While the world of technology may seem to be male-dominated, there is an emerging breed of powerful female netpreneurs who are making their presence felt both in cyberspace and the business world. Melanie Lee lists our top four favourites.
Gina Bianchini (Co-founder & CEO of Ning)
This 36-year-old Stanford MBA graduate set up Ning, a popular social platform business with her former classmate Marc Andreesen in 2006 and has become a web celebrity of sorts with her charming networking skills and razor-sharp understanding of marketing on the Internet. She also sees meaning in her work, as seen by what she said during a New York Times interview, “One user told me that he and his wife were starting a site for parents of terminally ill children. Enabling those types of connections reminds me why we do what we do.” There are currently over a million Ning networks worldwide, with its business currently valued at US$750 million.
Arianna Huffington (Co-founder of The Huffington Post)
When millionaire socialite Arianna Huffington, 59, first set up news website The Huffington Post in 2005, it was seen as a showy personal indulgence. Today, according to Nielsen NetRatings, Huffington Post has over 3,000 contributing bloggers, 22 million unique user visits each month and is the most linked-to blog on the Internet.
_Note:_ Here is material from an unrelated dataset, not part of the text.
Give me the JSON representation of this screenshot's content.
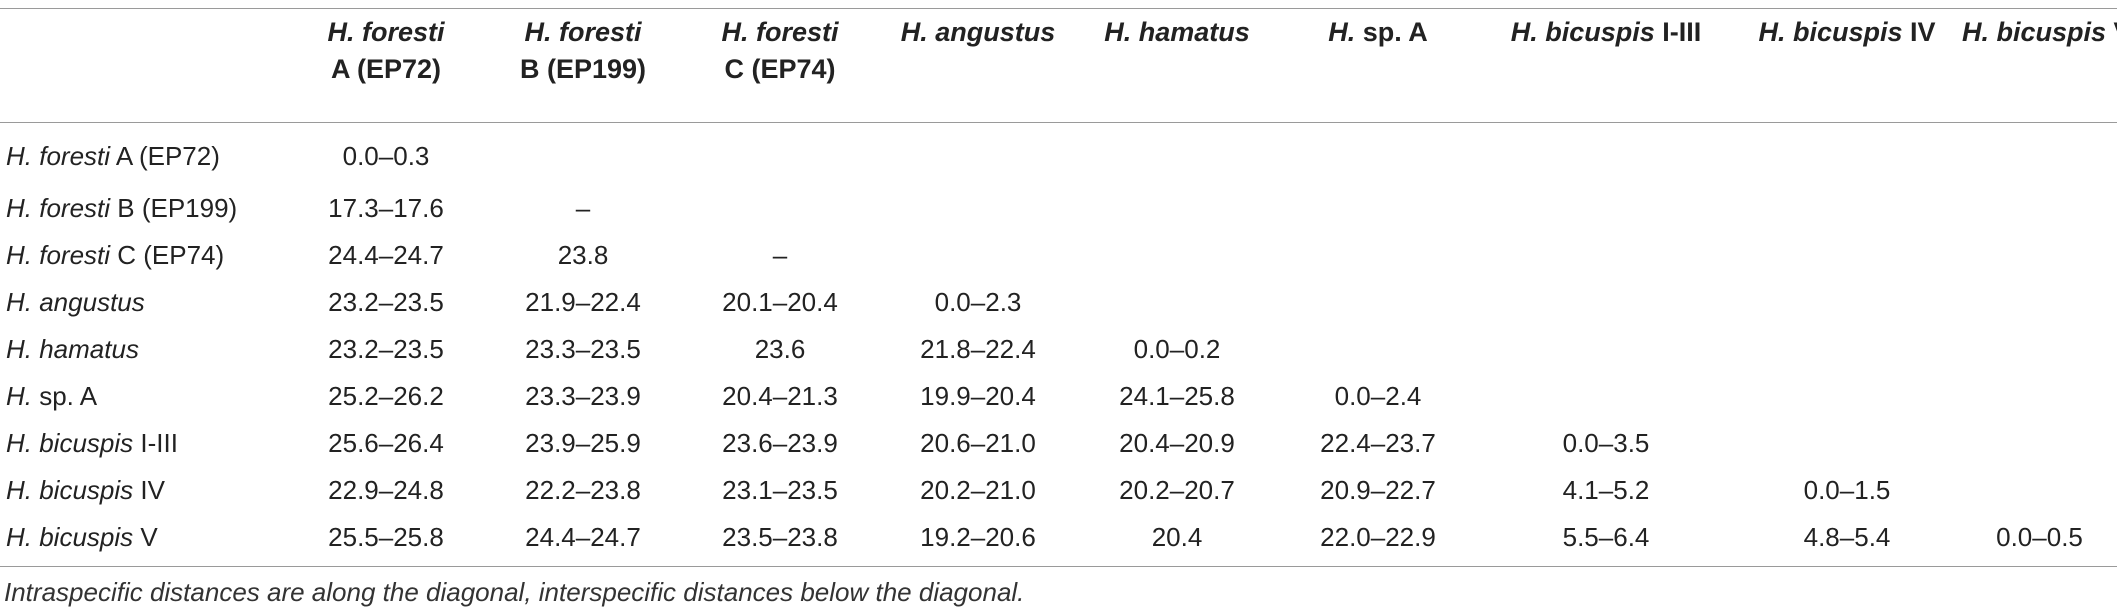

Its business is valued at over US$100 million. Known for being a Wonder Woman, Huffington has said in one of her Post articles, “Fearlessness is like a muscle. I know from my own life that the more I exercise it the more natural it becomes to not let my fears run me.”
Lisa Stone (Co-founder and CEO of BlogHer)
The former journalist, web editor and interactive media producer became interested in the potential of online communities for female empowerment and set up BlogHer, a group blog, in 2005 to connect women bloggers through conferences, a publishing network of 2,500 bloggers and a listing of 20,000 women’s blogs. “The more real relationships we have with each other as women blogging, the more we’ll be inspired and able to share what we know with each other and grow each others’ visibility online,” Lisa said in an online interview. They receive over 14 million unique visitors monthly and investors have pumped in over US$15.million into this business.
Natalie Massenet (Founder of Net-A-Porter)
Nine years ago, Natalie, a 41-year-old Londoner and a former fashion stylist and editor, foresaw that online shopping would play a big role in the fashion retail business in 1999. She painstakingly used her fashion contacts to get luxury labels on board and created a global fashion portal Net-A-Porter that combined editorial content and fancy delivery packaging with e-commerce. She has definitely proved her early detractors wrong with over 400 staff in London and New York, and generated a £55.2 million turnover in sales last year. “I was completely confident. I never thought it wouldn’t work. I never once thought it wouldn’t be huge,” she said in an interview with UK Sunday Times.